Il n’appartient qu’au juge judiciaire d’apprécier les actes intervenus au cours d’une procédure judiciaire[1].

Il n’entre pas dans l’office du juge administratif de connaître de tels litiges liés au fonctionnement du service public de la justice judiciaire[2].

La juridiction judiciaire est compétente pour connaître des décisions ou mesures qui relèvent du fonctionnement du service public de la justice et dont l’examen se rattache à la fonction juridictionnelle ou conduit à porter une appréciation sur la marche même des services judiciaires[3].

Il appartient donc au juge judiciaire d’apprécier la lenteur de la justice sociale.

Qu’est-ce qu’un déni de justice ?

Aux termes de l’article L.141-3, alinéa 4, du même code, « il y a déni de justice lorsque les juges refusent de répondre aux requêtes ou négligent de juger les affaires en état et en tour d’être jugées ».

Un déni de justice correspond au refus d’une juridiction de statuer sur un litige qui lui est présenté ou au fait de ne procéder à aucune diligence pour instruire ou juger les affaires.

Il constitue une atteinte à un droit fondamental et, s’appréciant sous l’angle d’un manquement du service public de la justice à sa mission essentielle, il englobe, par extension, tout manquement de l’Etat à son devoir de protection juridictionnelle de l’individu, qui comprend celui de répondre sans délai anormalement long aux requêtes des justiciables, conformément aux stipulations de l’article 6 § 1 de la Convention européenne des droits de l’homme[4].

Le déni de justice s’entend non seulement comme le refus de répondre aux requêtes ou le fait de négliger les affaires en l’état d’être jugées mais aussi plus largement, comme tout manquement de l’Etat à son devoir de protection juridictionnelle de l’individu qui comprend le droit pour le justiciable de voir statuer sur ses prétentions dans un délai raisonnable.

Le déni de justice est caractérisé par tout manquement de l’Etat à son devoir de permettre à toute personne d’accéder à une juridiction pour faire valoir ses droits dans un délai raisonnable et s’apprécie in concreto, à la lumière des circonstances propres à chaque espèce en prenant en considération la nature de l’affaire, son degré de complexité, le comportement de la partie qui se plaint de la durée de la procédure et les mesures prises par les autorités compétentes[5].

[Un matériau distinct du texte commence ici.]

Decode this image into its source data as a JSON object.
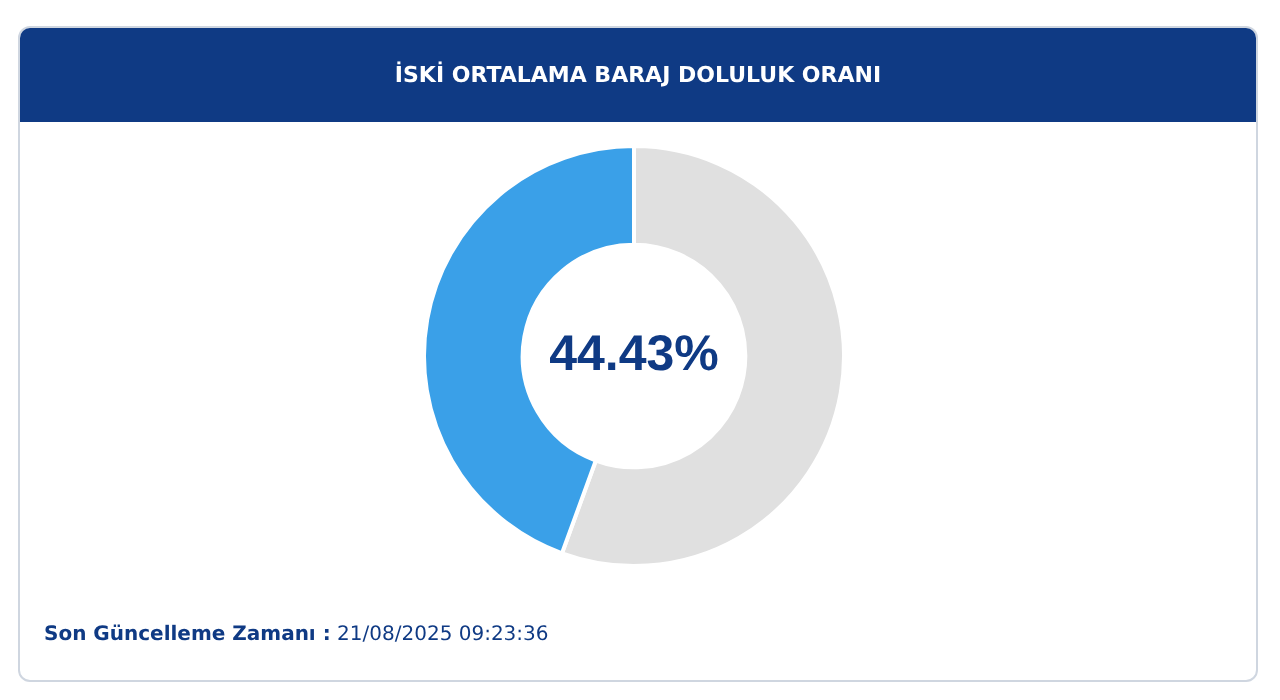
{
  "chart_data": {
    "type": "donut",
    "title": "İSKİ ORTALAMA BARAJ DOLULUK ORANI",
    "categories": [
      null,
      null
    ],
    "values": [
      55.57,
      44.43
    ],
    "colors": [
      "#e0e0e0",
      "#3aa0e8"
    ],
    "legend": false,
    "annotations": [
      "44.43%",
      "Son Güncelleme Zamanı : 21/08/2025 09:23:36"
    ]
  }
}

Par ailleurs, la faute lourde est définie comme toute déficience caractérisée par un fait ou une série de faits traduisant l’inaptitude du service public de la justice à remplir la mission dont il est investi[6]

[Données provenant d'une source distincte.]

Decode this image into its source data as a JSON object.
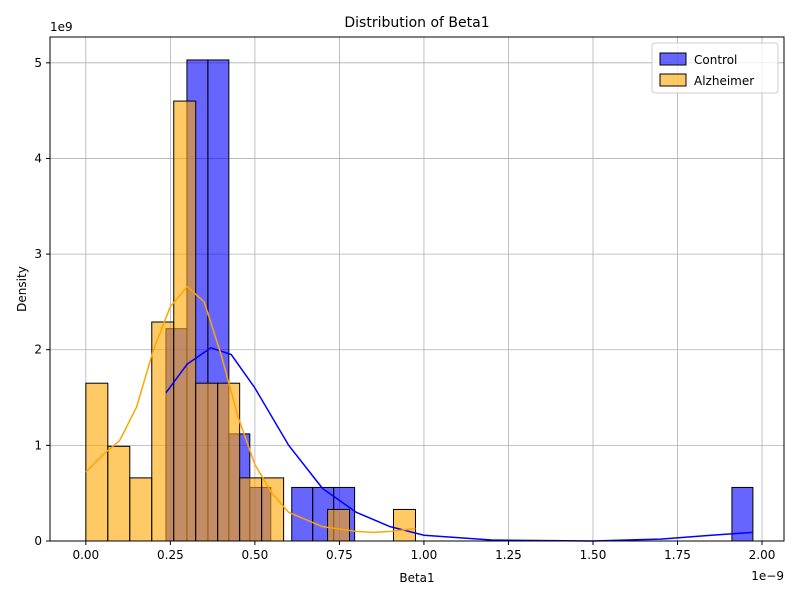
{
  "chart_data": {
    "type": "histogram",
    "title": "Distribution of Beta1",
    "xlabel": "Beta1",
    "ylabel": "Density",
    "x_offset_label": "1e−9",
    "y_offset_label": "1e9",
    "xlim": [
      -0.106,
      2.065
    ],
    "ylim": [
      0,
      5.27
    ],
    "xticks": [
      {
        "value": 0,
        "label": "0.00"
      },
      {
        "value": 0.25,
        "label": "0.25"
      },
      {
        "value": 0.5,
        "label": "0.50"
      },
      {
        "value": 0.75,
        "label": "0.75"
      },
      {
        "value": 1.0,
        "label": "1.00"
      },
      {
        "value": 1.25,
        "label": "1.25"
      },
      {
        "value": 1.5,
        "label": "1.50"
      },
      {
        "value": 1.75,
        "label": "1.75"
      },
      {
        "value": 2.0,
        "label": "2.00"
      }
    ],
    "yticks": [
      0,
      1,
      2,
      3,
      4,
      5
    ],
    "grid": true,
    "legend": "upper right",
    "alpha": 0.6,
    "series": [
      {
        "name": "Control",
        "color": "blue",
        "bins": [
          0.237,
          0.299,
          0.361,
          0.423,
          0.485,
          0.547,
          0.609,
          0.671,
          0.733,
          0.795,
          0.857,
          0.919,
          0.981,
          1.043,
          1.105,
          1.167,
          1.229,
          1.291,
          1.353,
          1.415,
          1.477,
          1.539,
          1.601,
          1.663,
          1.725,
          1.787,
          1.849,
          1.911,
          1.973
        ],
        "values": [
          2.22,
          5.03,
          5.03,
          1.12,
          0.56,
          0,
          0.56,
          0.56,
          0.56,
          0,
          0,
          0,
          0,
          0,
          0,
          0,
          0,
          0,
          0,
          0,
          0,
          0,
          0,
          0,
          0,
          0,
          0,
          0.56
        ],
        "kde": {
          "x": [
            0.237,
            0.3,
            0.37,
            0.43,
            0.5,
            0.6,
            0.7,
            0.8,
            0.9,
            1.0,
            1.2,
            1.5,
            1.7,
            1.85,
            1.973
          ],
          "values": [
            1.55,
            1.85,
            2.02,
            1.95,
            1.6,
            1.0,
            0.55,
            0.3,
            0.15,
            0.06,
            0.01,
            0.0,
            0.02,
            0.06,
            0.09
          ]
        }
      },
      {
        "name": "Alzheimer",
        "color": "orange",
        "bins": [
          0,
          0.065,
          0.13,
          0.195,
          0.26,
          0.325,
          0.39,
          0.455,
          0.52,
          0.585,
          0.65,
          0.715,
          0.78,
          0.845,
          0.91,
          0.975
        ],
        "values": [
          1.65,
          0.99,
          0.66,
          2.29,
          4.6,
          1.65,
          1.65,
          0.66,
          0.66,
          0,
          0,
          0.33,
          0,
          0,
          0.33
        ],
        "kde": {
          "x": [
            0,
            0.05,
            0.1,
            0.15,
            0.2,
            0.25,
            0.3,
            0.35,
            0.4,
            0.45,
            0.5,
            0.55,
            0.6,
            0.7,
            0.8,
            0.85,
            0.9,
            0.975
          ],
          "values": [
            0.72,
            0.9,
            1.05,
            1.4,
            2.0,
            2.45,
            2.66,
            2.5,
            1.95,
            1.3,
            0.8,
            0.5,
            0.3,
            0.15,
            0.1,
            0.09,
            0.1,
            0.13
          ]
        }
      }
    ]
  }
}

Comment est appréciée la durée de la Justice sociale ?

Aux termes de l’article 6 § 1 de la convention européenne de sauvegarde des droits de l’Homme et des libertés fondamentales, toute personne a droit à ce que sa cause soit entendue équitablement et publiquement dans un délai raisonnable.

Aux termes de l’article L. 111-3 du code de l’organisation judiciaire, les décisions de justice sont rendues dans un délai raisonnable. L’article préliminaire du code de procédure pénale dispose qu’il doit être définitivement statué sur l’accusation dont toute personne fait l’objet dans un délai raisonnable.

L’appréciation du délai d’une procédure se fait notamment au regard des éléments intrinsèques de la procédure, tels que la complexité de l’affaire, l’ensemble des diligences et des investigations réalisées par les autorités compétentes, le comportement des parties et le nombre de protagonistes.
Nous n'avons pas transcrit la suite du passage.